BID® Daily Newsletter
Sep 15, 2010

BID® Daily Newsletter

Sep 15, 2010

THE DISTRIBUTED PRESENCE BANK MODEL


What is your distribution strategy? That is, how do you plan to provide service and products to your customer base in order to efficiently gain deposits, fees, loans and satisfaction? If that question only makes you think of your branch network, you are in trouble. If you are thinking about branches and your website, you are still in trouble. Over the past 2Ys, what is showing signs of success is what we term the "distributed presence model."
First let's talk branches. The traditional, large branch for most customers is almost a joke from a profitability standpoint. Most branches are capital intensive, costly, inflexible and present a low return. When we look at bank profitability data, it is almost too easy to prove that banks are paying their customers to do business with them. Look at customers that utilize your branch and it is most likely the bottom 60% of your unprofitable customers. In short, you are paying customers to do business with you through this channel.
A better way to deliver products and services is a multi-layered approach. While large branches are still important, they are not critical to delivery and are deemphasized. Let's take an example utilizing a $2B institution with 41 branches. This is far too common, but 73% of these branches (about 30) are unprofitable and will remain so until short-term rates go above 3.00% (which could take a couple years). Even after that, nearly half will remain unprofitable. For this bank, it might make sense to close 25 strategically unimportant locations and open up 5 store front branches. Then the bank could run promotions to incentivize the impacted customer base to use one of the remaining delivery channels, making remaining branches more profitable. At the same time, we would suggest the bank consider replacing some of the service areas with imaged ATMs and probably augment with a loan production office or two. We would then recommend investing $1.5mm in a more robust technology platform that allows account opening, wires, alerts, statementing, currency ordering, mobile banking and international services, in addition to the standard online banking/bill pay (at a minimum). We would then suggest increasing the development and use of both RDC and remote cash capture to handle business needs; as well as rolling out RDC for retail. In addition to all of the above, we would suggest the bank consider boosting its social media presence for good measure.
Lease termination costs aside, this bank would end up with a more efficient platform that is a mix of traditional branches, smaller offices and technology.
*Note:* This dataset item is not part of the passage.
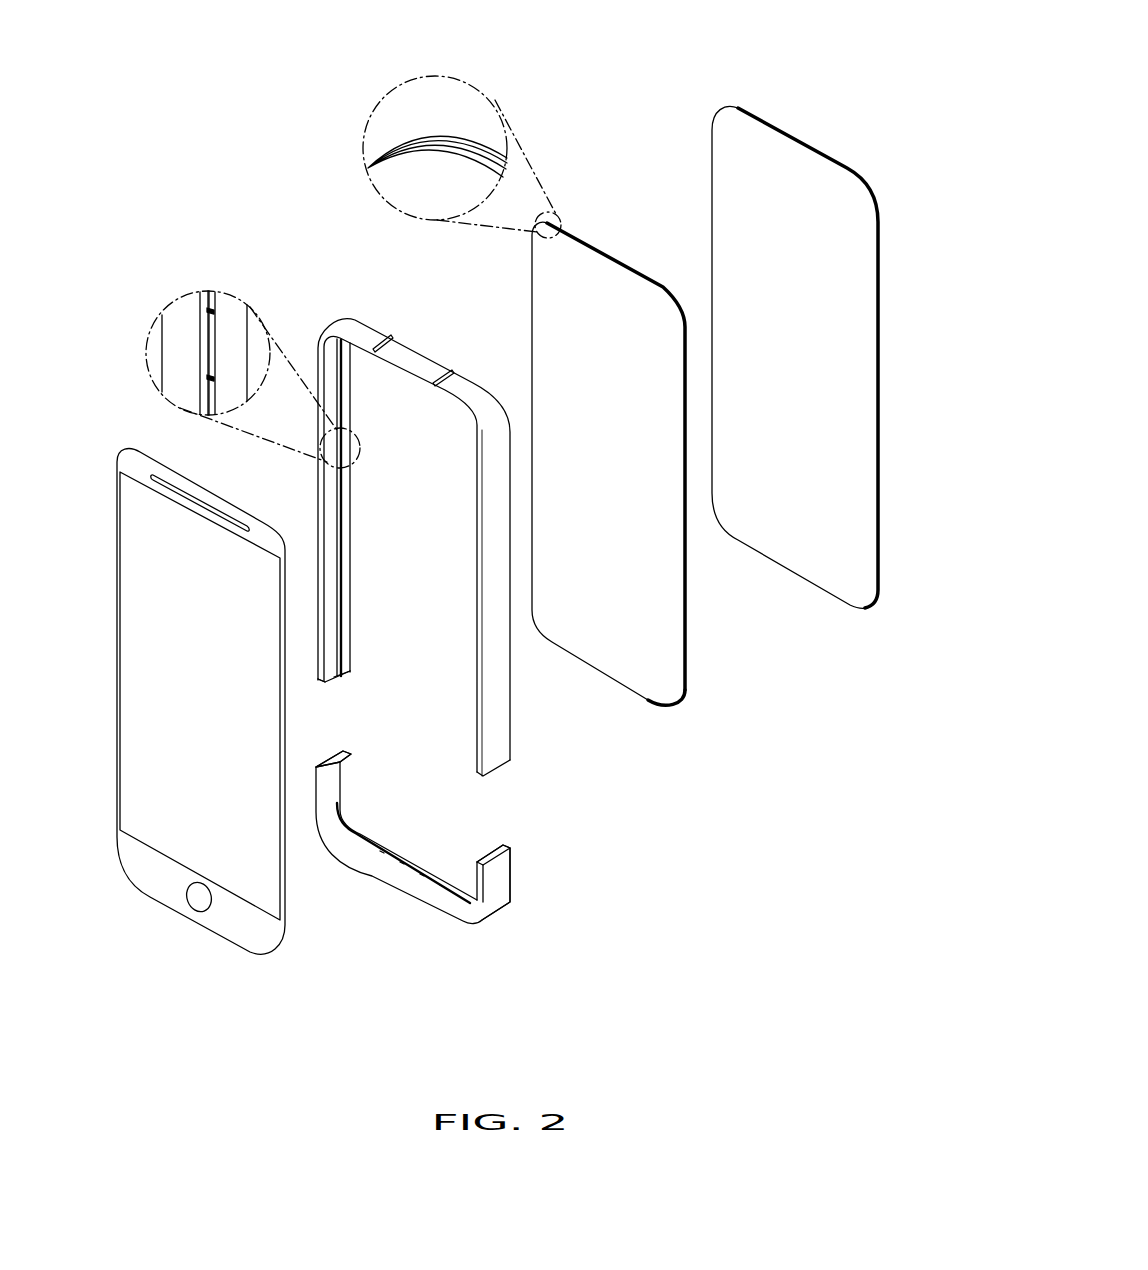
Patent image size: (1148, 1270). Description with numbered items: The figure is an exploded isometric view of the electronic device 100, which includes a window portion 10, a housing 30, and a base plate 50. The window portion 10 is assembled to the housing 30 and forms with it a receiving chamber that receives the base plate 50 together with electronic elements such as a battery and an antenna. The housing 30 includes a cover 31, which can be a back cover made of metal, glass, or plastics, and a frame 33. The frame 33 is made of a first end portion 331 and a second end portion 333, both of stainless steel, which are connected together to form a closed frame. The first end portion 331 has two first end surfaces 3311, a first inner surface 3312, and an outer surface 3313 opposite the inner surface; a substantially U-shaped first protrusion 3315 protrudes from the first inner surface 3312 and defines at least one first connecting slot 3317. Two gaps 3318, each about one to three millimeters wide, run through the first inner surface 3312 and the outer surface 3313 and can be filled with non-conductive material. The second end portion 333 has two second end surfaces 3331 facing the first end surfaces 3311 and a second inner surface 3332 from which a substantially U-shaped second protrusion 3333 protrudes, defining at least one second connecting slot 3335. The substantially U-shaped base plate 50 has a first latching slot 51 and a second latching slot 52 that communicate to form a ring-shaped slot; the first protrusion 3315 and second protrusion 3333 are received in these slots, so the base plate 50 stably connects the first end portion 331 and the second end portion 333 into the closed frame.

The structure would allow the bank to service more customers at about 30% of the cost. Instead of spending $4k dollars on average to service a customer for the year, the cost drops to $1,700. The funny thing about all this is we also would bet customer satisfaction would rise, as each customer has more options than before through a greater range of delivery channels.
We are not saying the above is the answer to getting your bank a lower efficiency ratio, but it is one possible answer. We remain convinced that the future of banking is a multi-layered approach to channel delivery, with a greater emphasis on smaller store front branches, ATMs, mobile banking and online technology.
As banks struggle for profitability, this structure is also cheaper, less capital intensive and multiple times more flexible. While politics, regulatory realities, lease terms and competitive factors will surely get in the way, our point is to get community banks thinking about reducing their infrastructure cost, because it is eating many good banks up alive.